Dengan tujuan ini, reformasi perundang-undangan yang layak harus segera diupayakan sesuai kebutuhan, baik di tingkat nasional maupun internasional. Tambahan pula, karena masyarakat adat bermobilitas sering melintasi wilayah-wilayah lain, kerjasama lintas-batas antar pemerintah nasional mungkin diperlukan. Pengakuan hak-hak masyarakat adat bermobilitas haruslah mengarah pada pemberdayaan efektif, termasuk perhatian pada usia dan jender. Prinsip 2. Kepercayaan dan Penghormatan Kemitraan yang saling menguntungkan antara bidang konservasi dan masyarakat adat bermobilitas harus berdasarkan rasa percaya dan saling menghormati, dan harus mengatasi diskriminasi terhadap masyarakat adat bermobilitas. Dengan tujuan ini, kemitraan tersebut haruslah: 2.1
Berjalan secara adil;
2.2
Menghormati dan mengakui sepenuhnya lembaga-lembaga masyarakat adat bermobilitas;
2.3
Menyeimbangkan pelaksanaan hak semua pihak dengan pemenuhan tanggung jawab;
2.4
Mengenali dan memasukkan adat-adat yang relevan;
2.5
Mengembangkan pertanggunggugatan semua pihak dalam hubungan dengan pemenuhan tujuan konservasi dan kebutuhan masyarakat adat bermobilitas.

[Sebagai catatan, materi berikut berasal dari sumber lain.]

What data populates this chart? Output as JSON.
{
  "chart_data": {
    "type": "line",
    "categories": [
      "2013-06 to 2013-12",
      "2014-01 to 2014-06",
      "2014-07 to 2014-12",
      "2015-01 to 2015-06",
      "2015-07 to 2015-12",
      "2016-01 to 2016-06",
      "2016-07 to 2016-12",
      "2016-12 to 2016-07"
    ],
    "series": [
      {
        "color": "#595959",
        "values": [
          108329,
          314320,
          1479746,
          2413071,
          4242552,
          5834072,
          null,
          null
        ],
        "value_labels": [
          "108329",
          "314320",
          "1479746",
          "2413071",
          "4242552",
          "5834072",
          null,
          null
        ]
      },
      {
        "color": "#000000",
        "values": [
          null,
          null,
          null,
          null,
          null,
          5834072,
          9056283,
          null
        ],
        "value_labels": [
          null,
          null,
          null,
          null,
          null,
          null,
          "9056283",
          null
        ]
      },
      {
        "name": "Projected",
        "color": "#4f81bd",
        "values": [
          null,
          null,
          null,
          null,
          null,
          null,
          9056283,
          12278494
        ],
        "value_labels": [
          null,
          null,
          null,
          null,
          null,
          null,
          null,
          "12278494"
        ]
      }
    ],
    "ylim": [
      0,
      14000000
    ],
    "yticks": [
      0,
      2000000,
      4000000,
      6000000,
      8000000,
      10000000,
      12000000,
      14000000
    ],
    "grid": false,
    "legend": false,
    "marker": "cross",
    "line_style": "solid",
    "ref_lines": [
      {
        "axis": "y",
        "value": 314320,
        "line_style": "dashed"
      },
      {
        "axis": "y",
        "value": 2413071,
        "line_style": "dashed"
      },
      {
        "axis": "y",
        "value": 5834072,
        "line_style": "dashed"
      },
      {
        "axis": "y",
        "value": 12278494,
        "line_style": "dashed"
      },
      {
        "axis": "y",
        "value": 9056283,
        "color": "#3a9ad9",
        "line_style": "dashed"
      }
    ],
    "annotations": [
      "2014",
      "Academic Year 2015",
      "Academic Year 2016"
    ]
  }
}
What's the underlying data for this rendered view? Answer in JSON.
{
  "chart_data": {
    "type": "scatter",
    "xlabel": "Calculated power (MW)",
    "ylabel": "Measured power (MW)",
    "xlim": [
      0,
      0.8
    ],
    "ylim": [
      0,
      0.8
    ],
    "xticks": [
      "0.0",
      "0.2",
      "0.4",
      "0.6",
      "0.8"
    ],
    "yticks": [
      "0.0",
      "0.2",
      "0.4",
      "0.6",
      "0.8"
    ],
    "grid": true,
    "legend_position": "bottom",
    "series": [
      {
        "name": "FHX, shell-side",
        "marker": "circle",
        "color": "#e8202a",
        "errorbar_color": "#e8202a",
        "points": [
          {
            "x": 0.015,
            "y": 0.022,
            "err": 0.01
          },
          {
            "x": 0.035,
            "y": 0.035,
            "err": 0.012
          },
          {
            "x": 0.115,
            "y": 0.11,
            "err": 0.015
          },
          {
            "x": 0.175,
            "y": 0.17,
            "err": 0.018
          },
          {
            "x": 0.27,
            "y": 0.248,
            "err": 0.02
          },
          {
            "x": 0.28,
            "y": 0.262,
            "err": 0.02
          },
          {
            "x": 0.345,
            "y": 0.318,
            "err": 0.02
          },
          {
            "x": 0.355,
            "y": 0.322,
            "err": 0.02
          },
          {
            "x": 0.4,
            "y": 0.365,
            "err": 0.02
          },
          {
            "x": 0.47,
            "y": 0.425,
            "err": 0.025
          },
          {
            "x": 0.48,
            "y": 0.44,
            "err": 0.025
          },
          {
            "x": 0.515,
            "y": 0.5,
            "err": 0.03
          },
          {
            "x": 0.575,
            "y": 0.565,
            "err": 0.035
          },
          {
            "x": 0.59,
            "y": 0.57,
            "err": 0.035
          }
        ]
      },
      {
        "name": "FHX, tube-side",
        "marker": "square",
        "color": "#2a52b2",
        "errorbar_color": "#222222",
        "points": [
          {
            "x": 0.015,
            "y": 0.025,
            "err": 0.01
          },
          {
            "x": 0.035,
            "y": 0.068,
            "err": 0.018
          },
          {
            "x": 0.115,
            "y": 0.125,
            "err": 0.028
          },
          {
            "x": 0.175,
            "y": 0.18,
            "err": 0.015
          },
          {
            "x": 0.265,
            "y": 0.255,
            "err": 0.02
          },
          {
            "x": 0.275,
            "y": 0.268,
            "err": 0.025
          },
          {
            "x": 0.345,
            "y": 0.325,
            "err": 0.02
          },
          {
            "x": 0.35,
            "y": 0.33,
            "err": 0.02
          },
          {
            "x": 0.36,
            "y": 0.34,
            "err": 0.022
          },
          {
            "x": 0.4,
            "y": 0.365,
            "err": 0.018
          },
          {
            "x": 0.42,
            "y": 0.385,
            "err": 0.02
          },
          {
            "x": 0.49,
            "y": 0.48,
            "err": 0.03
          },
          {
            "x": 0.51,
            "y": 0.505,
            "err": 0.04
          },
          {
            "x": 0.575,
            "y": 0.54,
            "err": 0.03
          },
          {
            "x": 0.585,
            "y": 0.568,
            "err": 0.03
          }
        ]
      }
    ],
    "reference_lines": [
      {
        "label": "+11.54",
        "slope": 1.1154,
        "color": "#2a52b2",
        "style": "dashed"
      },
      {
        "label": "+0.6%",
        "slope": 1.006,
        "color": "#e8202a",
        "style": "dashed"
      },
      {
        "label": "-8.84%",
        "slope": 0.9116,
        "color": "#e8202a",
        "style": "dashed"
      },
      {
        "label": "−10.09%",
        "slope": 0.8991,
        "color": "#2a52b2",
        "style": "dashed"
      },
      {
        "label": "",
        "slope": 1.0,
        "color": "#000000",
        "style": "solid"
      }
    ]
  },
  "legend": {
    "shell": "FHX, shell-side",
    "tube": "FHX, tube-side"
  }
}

Prinsip 3. Keragaman Sistem-Sistem Pengetahuan yang Berbeda
Dalam proses perencanaan dan pelaksanaan konservasi dengan masyarakat adat bermobilitas, ada keperluan untuk menghargai dan menggabungkan pengetahuan tradisional dan praktekpraktek pengelolaan mereka. Karena tidak ada sistem pengetahuan yang sempurna, penggunaan yang saling melengkapi antara ilmu pengetahuan tradisional dan ilmu pengetahuan ilmiah secara seimbang merupakan suatu cara yang bernilai untuk memenuhi keperluan masyarakat adat bermobilitas yang sedang berubah serta menghadapi persoalan-persoalan konservasi. Secara lebih khusus: 3.1
Ilmu pengetahuan tradisional dan ilmu pengetahuan ilmiah dengan praktek-praktek pengelolaan masing-masing haruslah memasuki dialog berdasarkan hubungan seimbang dan merupakan proses pembelajaran timbal-balik;
3.2
Ilmu pengetahuan tradisional dan ilmu pengetahuan ilmiah haruslah dihargai dengan selayaknya dan sifat-dasar dinamikanya diakui.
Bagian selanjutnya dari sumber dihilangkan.